What are the main value positions per use case? How do they get value?
Which personas or product roles use which ones?
Do some of these have similar use cases and value propositions? Where is the overlap?
Here’s an example of what that looks like in practice. Let’s say we make project management software. What might our use cases and value props be?
Step 2: Discuss ways to map behaviors to your persona group
Now that you've identified the groups (use cases and roles) that matter most to your business, it's time to map them to actions in your product. This takes some iteration, so start by hypothesizing the number and type of actions that define each group, then validate your hypotheses by looking at the data.
Begin with the actions you identified when segmenting your users. Which actions are essential for getting value from your product? Check to see if those actions are the ones that matter most for each behavioral group.
Pay attention to frequency, too. Sometimes, behavioral personas are distinguished not by the actions they perform, but by how often they perform them. You may also find that some groups are best defined by inclusion and exclusion. Are there groups that would be expected to do action X but not action Y? As you work through this process, don't be afraid to have robust discussions and disagreements.
Discussion points include:
Which actions do they need to take to get to value?
What are the Jobs To Be Done (JTBD)?
Here’s an example, again pretending that we build project management software.
Step 3: Map behavioral usage patterns - with data
After you’ve created the outline of use cases and jobs to be done, it’s time to dig into the data and start querying your dataset to validate your hypothesis. You’ll also use this step to learn about the number of users and the frequency of usage of each group.
The goal here is to find distinguishing characteristics that separate groups from one another. For example, does a user completing an action six times make them a power user, or seven?
Discussion points include:
How many users do we have per group?
What is their overall percentage in our install base?
How many of them get to value the first time? (Activation)
What is the frequency of usage per use case? Per JTBD?
How many of them get to value on a regular basis?
What is their engagement frequency?
Can we see patterns of having casual vs. frequent users? Can we find the reasons?
While you may want power users to run reports every day, occasional users might be ok with running a single report a week.
Here’s an example of what that looks like in practice, using our same project management example.
Step 4: Prioritize actions and investments
After mapping your most common and crucial customer journeys, the size of the groups, and baselining their overall performance, you are ready to take a data-driven decision about where you’d like to invest next to unlock further business growth.
As an optional extra, assessing the performance of the entire customer journey is the most effective way of prioritizing product, growth, and GTM investments. Ideally, you’d review data such as website visits, conversion, and sign-up flows in addition to the behaviors laid out in this post already. The more visibility you can get, the better you understand how to use your resources to drive business growth.

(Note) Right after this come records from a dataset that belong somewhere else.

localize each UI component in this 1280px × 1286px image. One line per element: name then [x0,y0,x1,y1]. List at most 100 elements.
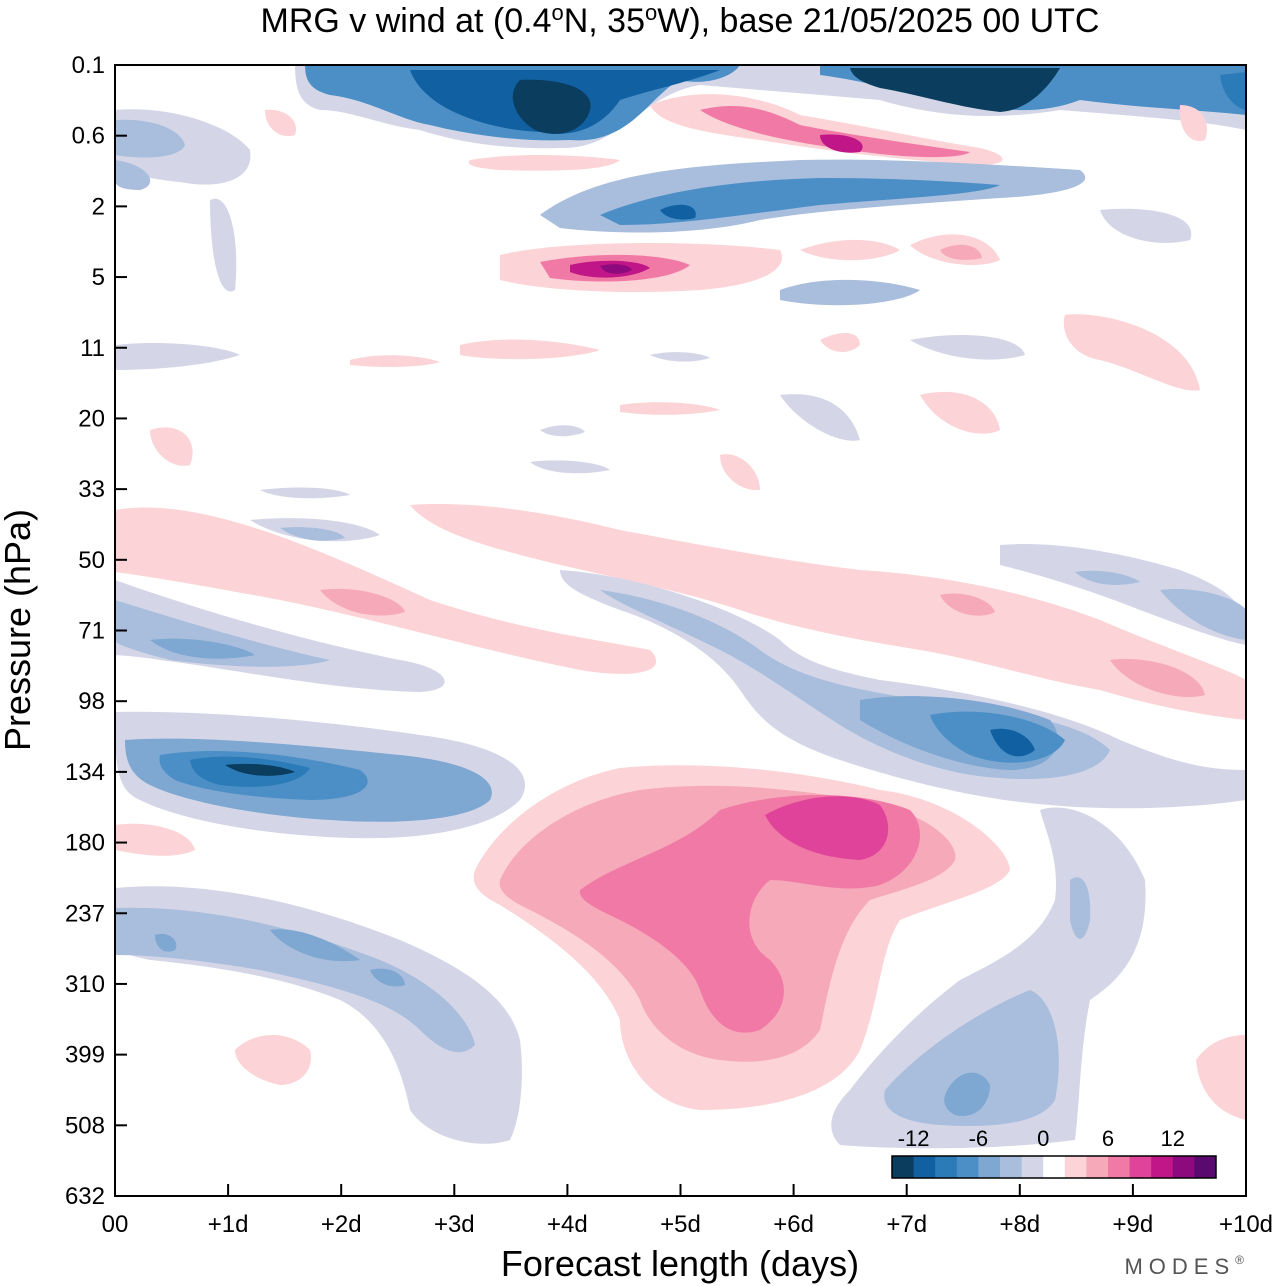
y-tick-label: 0.6 [72,123,105,150]
x-tick-label: +8d [999,1211,1040,1238]
contour-pos [820,134,863,153]
y-axis: 0.1 0.6 2 5 11 20 33 50 71 98 134 180 237 310 399 508 63… [65,52,127,1210]
contour-neg [1000,544,1246,645]
contour-field [115,65,1246,1196]
contour-neg [270,929,360,962]
contour-neg [1100,208,1192,243]
contour-pos [600,264,632,274]
y-tick-label: 134 [65,759,105,786]
x-tick-label: +2d [321,1211,362,1238]
contour-neg [884,990,1059,1126]
contour-neg [1160,589,1246,640]
contour-neg [115,343,240,370]
contour-pos [1196,1035,1246,1120]
contour-neg [115,160,151,190]
contour-pos [320,588,405,616]
contour-neg [115,907,475,1053]
colorbar-swatch [1108,1156,1131,1178]
colorbar-swatch [935,1156,958,1178]
y-tick-label: 50 [78,547,105,574]
y-tick-label: 20 [78,405,105,432]
colorbar-swatch [1043,1156,1066,1178]
contour-pos [150,427,193,466]
contour-neg [115,119,185,158]
x-axis-label: Forecast length (days) [501,1243,859,1284]
contour-neg [780,394,860,441]
colorbar-frame [891,1155,1217,1179]
y-tick-label: 237 [65,900,105,927]
contour-pos [820,333,860,352]
colorbar: -12 -6 0 6 12 [891,1126,1217,1179]
contour-neg [600,178,1000,225]
contour-neg [990,728,1035,757]
y-tick-label: 71 [78,618,105,645]
colorbar-swatch [1000,1156,1023,1178]
y-tick-label: 180 [65,830,105,857]
contour-pos [700,105,970,158]
contour-neg [650,352,710,362]
contour-neg [1220,72,1246,110]
x-tick-label: +9d [1113,1211,1154,1238]
y-tick-label: 508 [65,1112,105,1139]
colorbar-label: 0 [1037,1126,1049,1151]
chart-title: MRG v wind at (0.4oN, 35oW), base 21/05/… [261,0,1100,40]
y-tick-label: 310 [65,971,105,998]
contour-pos [115,507,657,674]
x-tick-label: +5d [660,1211,701,1238]
contour-pos [1179,105,1208,141]
contour-pos [1063,314,1200,391]
contour-neg [115,580,445,692]
y-tick-label: 11 [80,335,105,362]
contour-neg [660,204,696,220]
contour-pos [235,1035,311,1085]
contour-pos [720,454,760,491]
colorbar-swatch [956,1156,979,1178]
colorbar-label: 12 [1161,1126,1185,1151]
contour-neg [540,425,585,437]
contour-neg [155,933,177,952]
colorbar-swatch [1194,1156,1217,1178]
contour-neg [530,460,610,474]
contour-pos [1110,659,1205,697]
contour-pos [920,391,1000,434]
contour-neg [780,279,920,306]
contour-neg [1075,570,1140,585]
contour-pos [800,239,900,261]
contour-pos [410,504,1246,720]
colorbar-swatch [1172,1156,1195,1178]
colorbar-swatch [1064,1156,1087,1178]
colorbar-label: -6 [969,1126,989,1151]
contour-pos [765,796,889,860]
colorbar-label: 6 [1102,1126,1114,1151]
x-tick-label: +4d [547,1211,588,1238]
contour-pos [460,339,600,360]
contour-neg [944,1072,990,1116]
contour-pos [940,244,982,260]
contour-neg [512,79,591,134]
contour-neg [210,198,237,292]
colorbar-swatch [1021,1156,1044,1178]
y-tick-label: 632 [65,1183,105,1210]
brand-logo: MODES® [1124,1253,1250,1279]
y-tick-label: 98 [78,688,105,715]
x-tick-label: +3d [434,1211,475,1238]
contour-neg [280,527,345,541]
y-axis-label: Pressure (hPa) [0,509,38,751]
colorbar-swatch [978,1156,1001,1178]
contour-pos [115,823,195,856]
contour-neg [260,487,350,499]
x-tick-label: +10d [1219,1211,1273,1238]
colorbar-swatch [1086,1156,1109,1178]
contour-neg [910,335,1025,360]
contour-pos [940,593,995,616]
x-tick-label: 00 [102,1211,129,1238]
contour-pos [620,402,720,415]
x-axis: 00 +1d +2d +3d +4d +5d +6d +7d +8d +9d +10d [102,1184,1273,1238]
contour-neg [150,638,255,659]
x-tick-label: +6d [773,1211,814,1238]
colorbar-swatch [1151,1156,1174,1178]
colorbar-swatch [913,1156,936,1178]
contour-neg [370,968,405,987]
colorbar-label: -12 [898,1126,930,1151]
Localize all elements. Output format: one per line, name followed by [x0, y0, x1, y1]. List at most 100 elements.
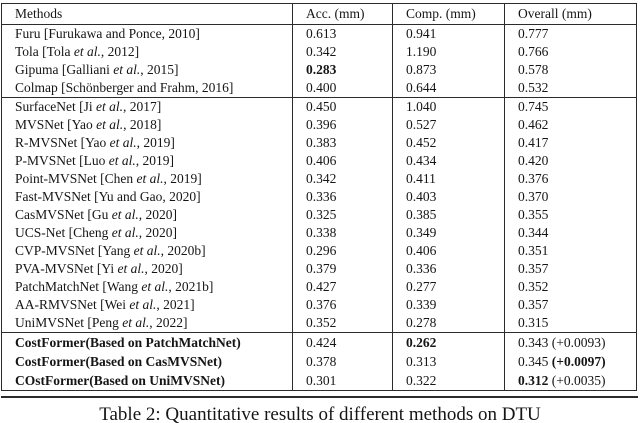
comp-text: 0.339 [406, 297, 437, 312]
overall-text: 0.420 [518, 153, 549, 168]
comp-cell: 0.403 [393, 188, 505, 206]
method-text: et al. [96, 117, 124, 132]
method-text: et al. [122, 315, 150, 330]
overall-text: 0.376 [518, 171, 549, 186]
comp-text: 0.277 [406, 279, 437, 294]
table-header-row: Methods Acc. (mm) Comp. (mm) Overall (mm… [2, 4, 636, 24]
table-row: PatchMatchNet [Wang et al., 2021b] 0.427 0… [2, 278, 636, 296]
acc-cell: 0.336 [293, 188, 393, 206]
acc-text: 0.427 [306, 279, 337, 294]
overall-cell: 0.462 [505, 116, 636, 134]
method-text: , 2018] [123, 117, 162, 132]
comp-text: 0.527 [406, 117, 437, 132]
method-cell: PatchMatchNet [Wang et al., 2021b] [2, 278, 293, 296]
table-section-traditional: Furu [Furukawa and Ponce, 2010] 0.613 0.94… [2, 24, 636, 97]
comp-cell: 0.406 [393, 242, 505, 260]
method-text: , 2019] [135, 153, 174, 168]
acc-text: 0.383 [306, 135, 337, 150]
method-text: R-MVSNet [Yao [15, 135, 110, 150]
comp-cell: 0.262 [393, 333, 505, 352]
overall-text: 0.417 [518, 135, 549, 150]
overall-text: 0.343 (+0.0093) [518, 335, 606, 350]
acc-text: 0.296 [306, 243, 337, 258]
overall-cell: 0.417 [505, 134, 636, 152]
method-cell: Colmap [Schönberger and Frahm, 2016] [2, 79, 293, 97]
column-header-acc: Acc. (mm) [293, 4, 393, 24]
overall-cell: 0.777 [505, 25, 636, 43]
method-cell: MVSNet [Yao et al., 2018] [2, 116, 293, 134]
table-row: Fast-MVSNet [Yu and Gao, 2020] 0.336 0.403… [2, 188, 636, 206]
table-bottom-rule [1, 396, 638, 398]
overall-cell: 0.312 (+0.0035) [505, 371, 636, 390]
acc-text: 0.450 [306, 99, 337, 114]
acc-text: 0.379 [306, 261, 337, 276]
method-text: AA-RMVSNet [Wei [15, 297, 130, 312]
overall-text: 0.462 [518, 117, 549, 132]
overall-text: 0.766 [518, 44, 549, 59]
comp-text: 0.434 [406, 153, 437, 168]
method-text: PVA-MVSNet [Yi [15, 261, 118, 276]
method-text: PatchMatchNet [Wang [15, 279, 142, 294]
acc-text: 0.342 [306, 44, 337, 59]
acc-cell: 0.613 [293, 25, 393, 43]
overall-cell: 0.766 [505, 43, 636, 61]
method-text: Furu [Furukawa and Ponce, 2010] [15, 26, 200, 41]
overall-cell: 0.343 (+0.0093) [505, 333, 636, 352]
comp-cell: 0.277 [393, 278, 505, 296]
method-cell: COstFormer(Based on UniMVSNet) [2, 371, 293, 390]
acc-cell: 0.378 [293, 352, 393, 371]
acc-cell: 0.342 [293, 43, 393, 61]
comp-text: 1.190 [406, 44, 437, 59]
acc-cell: 0.342 [293, 170, 393, 188]
table-row: MVSNet [Yao et al., 2018] 0.396 0.527 0.462 [2, 116, 636, 134]
overall-cell: 0.351 [505, 242, 636, 260]
overall-text: 0.578 [518, 62, 549, 77]
overall-text: 0.777 [518, 26, 549, 41]
overall-text: 0.357 [518, 297, 549, 312]
method-text: et al. [113, 62, 141, 77]
acc-cell: 0.400 [293, 79, 393, 97]
comp-cell: 0.385 [393, 206, 505, 224]
comp-text: 0.452 [406, 135, 437, 150]
table-row: CVP-MVSNet [Yang et al., 2020b] 0.296 0.40… [2, 242, 636, 260]
method-cell: Fast-MVSNet [Yu and Gao, 2020] [2, 188, 293, 206]
overall-text: 0.745 [518, 99, 549, 114]
table-caption: Table 2: Quantitative results of differe… [99, 404, 541, 423]
column-header-comp: Comp. (mm) [393, 4, 505, 24]
table-row: COstFormer(Based on UniMVSNet) 0.301 0.322… [2, 371, 636, 390]
method-text: et al. [109, 135, 137, 150]
method-text: , 2019] [163, 171, 202, 186]
acc-text: 0.342 [306, 171, 337, 186]
comp-cell: 0.411 [393, 170, 505, 188]
comp-cell: 0.941 [393, 25, 505, 43]
acc-text: 0.325 [306, 207, 337, 222]
comp-text: 0.278 [406, 315, 437, 330]
comp-text: 0.644 [406, 80, 437, 95]
comp-text: 0.941 [406, 26, 437, 41]
comp-text: 0.322 [406, 373, 437, 388]
table-section-costformer: CostFormer(Based on PatchMatchNet) 0.424 0… [2, 332, 636, 390]
comp-cell: 0.644 [393, 79, 505, 97]
comp-text: 0.406 [406, 243, 437, 258]
method-text: MVSNet [Yao [15, 117, 97, 132]
method-cell: Tola [Tola et al., 2012] [2, 43, 293, 61]
method-text: Point-MVSNet [Chen [15, 171, 137, 186]
acc-text: 0.396 [306, 117, 337, 132]
method-cell: UniMVSNet [Peng et al., 2022] [2, 314, 293, 332]
method-text: et al. [111, 225, 139, 240]
method-cell: AA-RMVSNet [Wei et al., 2021] [2, 296, 293, 314]
method-text: et al. [133, 243, 161, 258]
method-text: et al. [95, 99, 123, 114]
acc-cell: 0.325 [293, 206, 393, 224]
overall-cell: 0.357 [505, 296, 636, 314]
acc-cell: 0.379 [293, 260, 393, 278]
overall-text: 0.352 [518, 279, 549, 294]
acc-text: 0.301 [306, 373, 337, 388]
method-text: et al. [117, 261, 145, 276]
acc-text: 0.424 [306, 335, 337, 350]
method-text: et al. [136, 171, 164, 186]
method-text: et al. [111, 207, 139, 222]
overall-cell: 0.344 [505, 224, 636, 242]
column-header-overall: Overall (mm) [518, 6, 592, 21]
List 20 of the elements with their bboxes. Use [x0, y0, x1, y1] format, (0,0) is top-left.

Discussion points include:
How do we perform compared to industry benchmarks?
How do we perform compared to the company goals and board commitments?
Where is the biggest opportunity to drive up Acquisition, Engagement & Adoption or Monetization?
Calculate the impact of improvements on planned changes - will addressing a certain friction point yield the desired results? Can we measure it? How? What would it take?
How does each option marry our upcoming go-to-market efforts and plans?
And there you have it! By focusing on key behavioral personas that align with business goals, you can prioritize resources and make impactful improvements to drive growth.
Remember to start with brainstorming potential behavioral personas relevant to your product and business, identify the key use cases and value propositions, and look for overlap between different personas. With the right approach, behavioral personas can be an effective strategy for improving user experiences, increasing business results, and standing out in the market.